DeepSeek-R1 Thoughtology: Let's <think> about LLM Reasoning
Sara Vera Marjanović, Arkil Patel, Vaibhav Adlakha, Milad Aghajohari, Parishad BehnamGhader, Mehar Bhatia, Aditi Khandelwal, Austin Kraft, Benno Krojer, Xing Han Lù, Nicholas Meade, Dongchan Shin, Amirhossein Kazemnejad, Gaurav Kamath, Marius Mosbach, Karolina Stańczak, Siva Reddy
2025-04-11

Summary
This paper talks about studying how the DeepSeek-R1 AI ‘thinks’ by analyzing its step-by-step reasoning process, like watching someone solve a puzzle out loud, and uncovering both strengths and weaknesses in its problem-solving approach.
What's the problem?
While DeepSeek-R1 shows advanced reasoning by breaking problems into steps, it sometimes overthinks (hurting performance), gets stuck on old ideas, and has safety risks compared to simpler AI models.
What's the solution?
Researchers created ‘Thoughtology’ to map how the AI reasons, identify where it struggles (like overthinking or repeating itself), and test how cultural biases or unsafe ideas might sneak into its answers.
Why it matters?
Understanding how AI reasons helps improve its reliability for tasks like tutoring or research, while addressing risks like biased decisions or unsafe suggestions that could harm users.
Abstract
Large Reasoning Models like DeepSeek-R1 mark a fundamental shift in how LLMs approach complex problems. Instead of directly producing an answer for a given input, DeepSeek-R1 creates detailed multi-step reasoning chains, seemingly "thinking" about a problem before providing an answer. This reasoning process is publicly available to the user, creating endless opportunities for studying the reasoning behaviour of the model and opening up the field of Thoughtology.
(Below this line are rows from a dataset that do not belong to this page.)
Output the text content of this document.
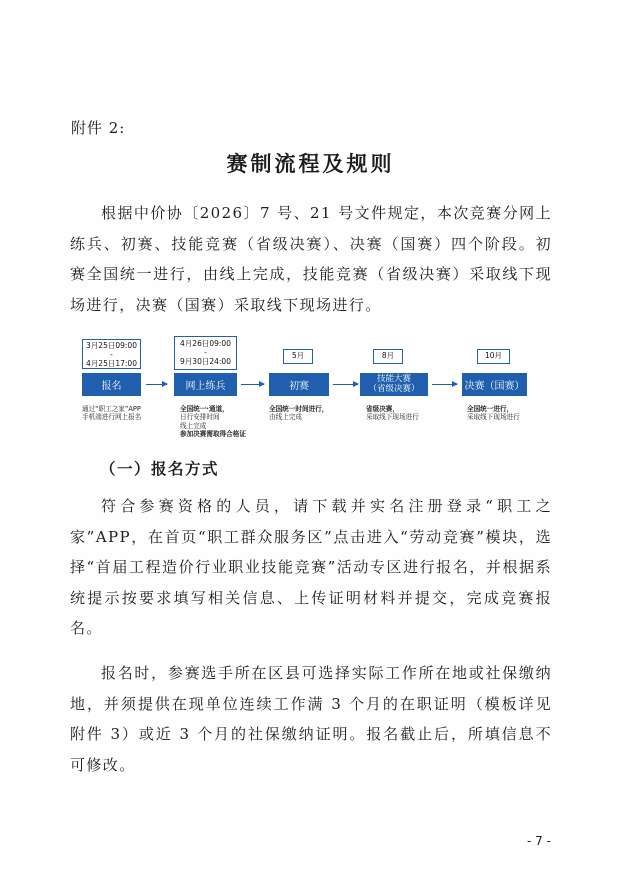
附件 2:
赛制流程及规则
根据中价协〔2026〕7 号、21 号文件规定，本次竞赛分网上练兵、初赛、技能竞赛（省级决赛）、决赛（国赛）四个阶段。初赛全国统一进行，由线上完成，技能竞赛（省级决赛）采取线下现场进行，决赛（国赛）采取线下现场进行。
3月25日09:00
-
4月25日17:00
报名
通过“职工之家”APP
手机端进行网上报名
4月26日09:00
-
9月30日24:00
网上练兵
全国统一·通道，
日行安排时间
线上完成
参加决赛需取得合格证
5月
初赛
全国统一时间进行，
由线上完成
8月
技能大赛
（省级决赛）
省级决赛，
采取线下现场进行
10月
决赛（国赛）
全国统一进行，
采取线下现场进行
（一）报名方式
符合参赛资格的人员，请下载并实名注册登录“职工之家”APP，在首页“职工群众服务区”点击进入“劳动竞赛”模块，选择“首届工程造价行业职业技能竞赛”活动专区进行报名，并根据系统提示按要求填写相关信息、上传证明材料并提交，完成竞赛报名。
报名时，参赛选手所在区县可选择实际工作所在地或社保缴纳地，并须提供在现单位连续工作满 3 个月的在职证明（模板详见附件 3）或近 3 个月的社保缴纳证明。报名截止后，所填信息不可修改。
- 7 -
Starting from a taxonomy of DeepSeek-R1's basic building blocks of reasoning, our analyses on DeepSeek-R1 investigate the impact and controllability of thought length, management of long or confusing contexts, cultural and safety concerns, and the status of DeepSeek-R1 vis-\`a-vis cognitive phenomena, such as human-like language processing and world modelling. Our findings paint a nuanced picture. Notably, we show DeepSeek-R1 has a 'sweet spot' of reasoning, where extra inference time can impair model performance. Furthermore, we find a tendency for DeepSeek-R1 to persistently ruminate on previously explored problem formulations, obstructing further exploration. We also note strong safety vulnerabilities of DeepSeek-R1 compared to its non-reasoning counterpart, which can also compromise safety-aligned LLMs.